Licence To Chill? Not Yet, Prime Minister
What kind of man is David Cameron? It is strange to be asking this question of someone who has been leader of the Tory party for 10 years, Prime Minister for more than five, and about whom there exists a colossal amount of information.
That vast corpus has just been enriched by the publication of two hefty books about him: Call Me Dave, by Michael Ashcroft and Isabel Oakeshott (Biteback, £20), which is a biography from cradle to the present; and Cameron At 10, by Anthony Seldon and Peter Snowden (William Collins, £20), a blow-by-blow account of Cameron’s first stint as Prime Minister. Both have many illuminating stories to tell about him, the product of impressively exhaustive research, but neither quite succeeds in turning the key that might open the door into the Prime Minister’s soul.
The Prime Minister: Don't chillax quite yet, Dave (illustration by Michael Daley)All the same, the effect of reading these books has been to shift my views a little. The charming and slippery ex-PR man without deep and abiding convictions may not have been supplanted, but more subtle and human touches have been added. I find I like and respect him more, and yet oddly my sense of foreboding about the future has increased.
Call Me Dave, despite having generated much vulgar mirth because of its anonymous and uncorroborated story about the young Cameron’s private parts and a pig’s head, turns out to be generally fair and balanced. Admittedly it is further disfigured by an ill-advised preface from Lord Ashcroft’s venomous pen in which he reveals his personal grievances against Cameron. But once the story gets under way, I assume for the most part in the less vengeful hands of Ms Oakeshott who is the acknowledged writer of the duo, one quickly forgets the motives that may have inspired the biography.
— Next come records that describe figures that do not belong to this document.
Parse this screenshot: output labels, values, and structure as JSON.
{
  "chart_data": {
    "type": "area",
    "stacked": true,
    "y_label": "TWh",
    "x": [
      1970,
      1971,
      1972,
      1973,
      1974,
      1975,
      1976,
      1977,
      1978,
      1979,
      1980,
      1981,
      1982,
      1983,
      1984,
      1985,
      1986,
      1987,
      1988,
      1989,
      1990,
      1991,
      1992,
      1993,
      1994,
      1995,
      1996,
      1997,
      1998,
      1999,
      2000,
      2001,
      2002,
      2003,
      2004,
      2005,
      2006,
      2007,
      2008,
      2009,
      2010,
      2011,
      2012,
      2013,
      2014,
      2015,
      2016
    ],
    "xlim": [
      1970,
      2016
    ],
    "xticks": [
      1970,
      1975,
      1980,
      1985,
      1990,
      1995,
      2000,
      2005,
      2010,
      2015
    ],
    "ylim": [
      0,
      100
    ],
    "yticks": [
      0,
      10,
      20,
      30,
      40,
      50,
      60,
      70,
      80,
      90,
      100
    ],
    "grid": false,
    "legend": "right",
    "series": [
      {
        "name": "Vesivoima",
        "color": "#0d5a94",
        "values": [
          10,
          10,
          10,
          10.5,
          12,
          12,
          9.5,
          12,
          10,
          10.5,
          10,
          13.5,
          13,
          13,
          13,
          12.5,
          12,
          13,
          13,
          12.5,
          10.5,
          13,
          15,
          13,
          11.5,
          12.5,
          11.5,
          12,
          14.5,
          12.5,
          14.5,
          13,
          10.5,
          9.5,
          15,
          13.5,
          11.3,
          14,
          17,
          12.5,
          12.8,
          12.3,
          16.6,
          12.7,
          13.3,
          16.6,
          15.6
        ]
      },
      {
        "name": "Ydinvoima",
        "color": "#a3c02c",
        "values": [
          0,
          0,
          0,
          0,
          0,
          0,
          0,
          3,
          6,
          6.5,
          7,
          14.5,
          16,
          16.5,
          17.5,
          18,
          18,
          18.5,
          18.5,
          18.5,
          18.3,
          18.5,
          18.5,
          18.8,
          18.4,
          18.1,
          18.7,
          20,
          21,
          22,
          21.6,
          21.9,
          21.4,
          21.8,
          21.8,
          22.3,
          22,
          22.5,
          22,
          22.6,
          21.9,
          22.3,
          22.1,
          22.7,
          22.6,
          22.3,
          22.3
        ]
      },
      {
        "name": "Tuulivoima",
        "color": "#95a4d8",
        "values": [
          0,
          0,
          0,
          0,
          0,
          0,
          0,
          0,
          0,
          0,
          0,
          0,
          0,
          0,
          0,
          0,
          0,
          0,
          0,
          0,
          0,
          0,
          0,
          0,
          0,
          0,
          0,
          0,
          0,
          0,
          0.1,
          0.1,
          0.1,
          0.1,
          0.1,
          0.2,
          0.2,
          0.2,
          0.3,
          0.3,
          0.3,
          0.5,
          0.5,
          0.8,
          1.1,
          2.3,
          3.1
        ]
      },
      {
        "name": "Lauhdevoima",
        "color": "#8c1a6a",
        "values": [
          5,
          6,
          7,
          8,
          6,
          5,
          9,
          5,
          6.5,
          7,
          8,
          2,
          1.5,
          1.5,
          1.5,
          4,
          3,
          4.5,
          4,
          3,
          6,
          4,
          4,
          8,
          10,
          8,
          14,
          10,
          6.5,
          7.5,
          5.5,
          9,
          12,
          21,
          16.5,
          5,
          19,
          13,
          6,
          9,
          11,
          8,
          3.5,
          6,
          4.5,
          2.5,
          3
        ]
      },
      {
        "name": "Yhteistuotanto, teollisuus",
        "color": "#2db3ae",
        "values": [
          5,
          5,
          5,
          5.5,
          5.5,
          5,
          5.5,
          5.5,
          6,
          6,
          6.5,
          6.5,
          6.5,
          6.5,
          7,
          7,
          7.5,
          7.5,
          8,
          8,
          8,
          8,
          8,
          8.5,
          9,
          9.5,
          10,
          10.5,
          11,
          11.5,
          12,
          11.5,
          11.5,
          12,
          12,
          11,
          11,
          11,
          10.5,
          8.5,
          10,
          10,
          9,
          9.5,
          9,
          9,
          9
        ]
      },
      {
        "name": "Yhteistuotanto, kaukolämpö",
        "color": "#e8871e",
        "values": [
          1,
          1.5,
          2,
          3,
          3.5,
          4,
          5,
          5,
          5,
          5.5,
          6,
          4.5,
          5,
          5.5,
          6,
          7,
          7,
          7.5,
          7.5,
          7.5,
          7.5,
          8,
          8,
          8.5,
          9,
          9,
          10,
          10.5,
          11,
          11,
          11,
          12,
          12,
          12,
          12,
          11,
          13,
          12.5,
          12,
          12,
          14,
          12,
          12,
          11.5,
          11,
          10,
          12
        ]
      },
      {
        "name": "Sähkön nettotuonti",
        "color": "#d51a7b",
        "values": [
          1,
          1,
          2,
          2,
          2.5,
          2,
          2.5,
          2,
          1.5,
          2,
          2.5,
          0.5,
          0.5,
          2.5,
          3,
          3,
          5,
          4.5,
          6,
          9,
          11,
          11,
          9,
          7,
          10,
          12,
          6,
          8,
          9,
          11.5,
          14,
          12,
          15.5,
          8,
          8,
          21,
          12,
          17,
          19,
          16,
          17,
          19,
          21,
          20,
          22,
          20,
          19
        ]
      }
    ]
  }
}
Most surprising to me was by the recurring suggestion in their book that au fond Cameron has a sweet and generous nature. Former school matrons, and friends and acquaintances from school and university, attest to it. Though a couple of journalists claim he bullied them when he was the PR supremo at Carlton Television in the late 1990s, there are very few stories which show him behaving in a low way, and many are to his credit. Which of us would fare as well if put under the Ashcroft/Oakeshott microscope?
It is true he is almost unthinkingly ambitious (at 14 he declared without having shown much interest in politics that he was going to be Prime Minister), and capable of ruthlessness. We saw how at Prime Minister’s Questions he loved to play Flashman to poor, heavy-footed Ed Miliband. But if he knows how to be shitty, he is not a shit. On the contrary, his nature is sunny and well-meaning. I even found myself reinterpreting some words of congratulation he had uttered after I had delivered a eulogy at a friend’s memorial service in 2007 at which he was present. He twice complimented me, which seemed excessive. I assumed then that he was trying to oil up to a journalist, but now I wonder whether he wasn’t going out of his way to be kind to a stranger, offering words of reassurance to someone plainly exhausted by making a testing speech that was probably not particularly good.